In 1987, the U.S. Food and Drug Administration approved the first effective HIV/AIDS antiretroviral drug, zidovudine. As more drugs were developed, HIV/AIDS became a manageable chronic disease. Patients prescribed a mixture of drugs—known as antiretroviral therapy—can now live long, happy lives.

But in the early 1990s, the limited availability and astronomical costs of drugs made it difficult to treat people in poor countries such as Haiti, Rwanda, and Lesotho. Pressured by activists and the Clinton Foundation, generic drug manufacturers decreased the price of therapies from several thousand dollars a year to roughly $150 now.

However, this has not halted the disease. Since 1981, 78 million people have contracted HIV/AIDS, and more than 39 million have died from the disease.  About 35 million people are currently living with HIV/AIDS, with more than 70 percent of them living in sub-Saharan Africa.

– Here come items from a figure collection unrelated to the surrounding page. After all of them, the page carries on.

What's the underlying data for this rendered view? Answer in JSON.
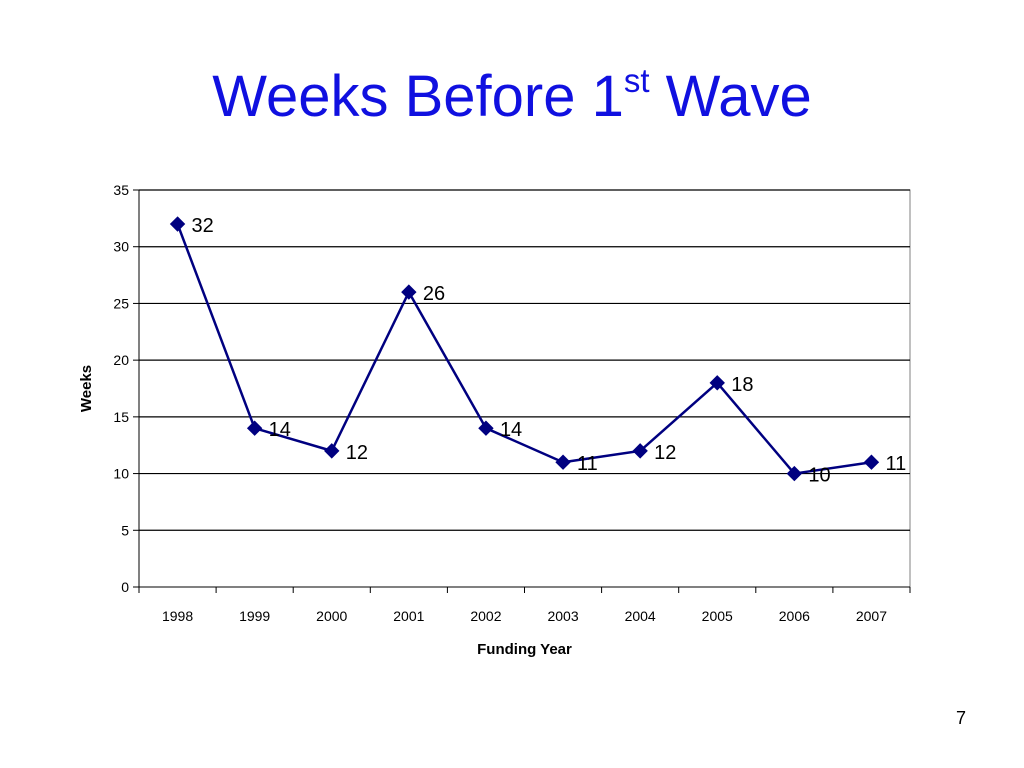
{
  "slide": {
    "title_main": "Weeks Before 1",
    "title_sup": "st",
    "title_end": " Wave",
    "page_number": "7"
  },
  "chart_data": {
    "type": "line",
    "title": "",
    "xlabel": "Funding Year",
    "ylabel": "Weeks",
    "categories": [
      "1998",
      "1999",
      "2000",
      "2001",
      "2002",
      "2003",
      "2004",
      "2005",
      "2006",
      "2007"
    ],
    "series": [
      {
        "values": [
          32,
          14,
          12,
          26,
          14,
          11,
          12,
          18,
          10,
          11
        ]
      }
    ],
    "ylim": [
      0,
      35
    ],
    "yticks": [
      0,
      5,
      10,
      15,
      20,
      25,
      30,
      35
    ],
    "grid": "horizontal",
    "data_labels": true,
    "legend": "none",
    "line_color": "#000080",
    "marker": "diamond"
  }
}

The results of this imbalance are, and have been, catastrophic. An estimated 17 million children have lost one or both parents due to AIDS. In sub-Saharan Africa, HIV has been shown to significantly reduce economic growth, which contributes to further impoverishment and illness.

PIH’s Response

In 1998, Partners In Health launched its HIV Equity Initiative in rural Haiti. Skeptics thought that it and other attempts to treat poor people with AIDS were all but impossible—too expensive, too difficult. The head of the U.S. Agency for International Development went so far as to tell Congress that trying to treat poor Africans wasn’t practical; they couldn’t possibly stick to medication schedules because they “do not know what watches and clocks are. They do not use Western means for telling time.” This and other arguments were of course just thinly veiled racism.

Drawing on our experience treating tuberculosis patients, we removed as many barriers to treatment as possible, providing free food, transportation, lodging, and more. And we employed community health workers to administer therapies in patients’ homes.

The program was a success. The vast majority of patients stuck with treatment and ultimately resumed working or caring for their children. Hospital beds freed up. Morale increased throughout the region. And the world saw, as it had with tuberculosis, that complex diseases can be cured in poor communities. 

Today, we provide therapies as part of regular primary care to about 23,000 people in Haiti, Rwanda, Lesotho, and Malawi, using largely the same approach as we did back in rural Haiti.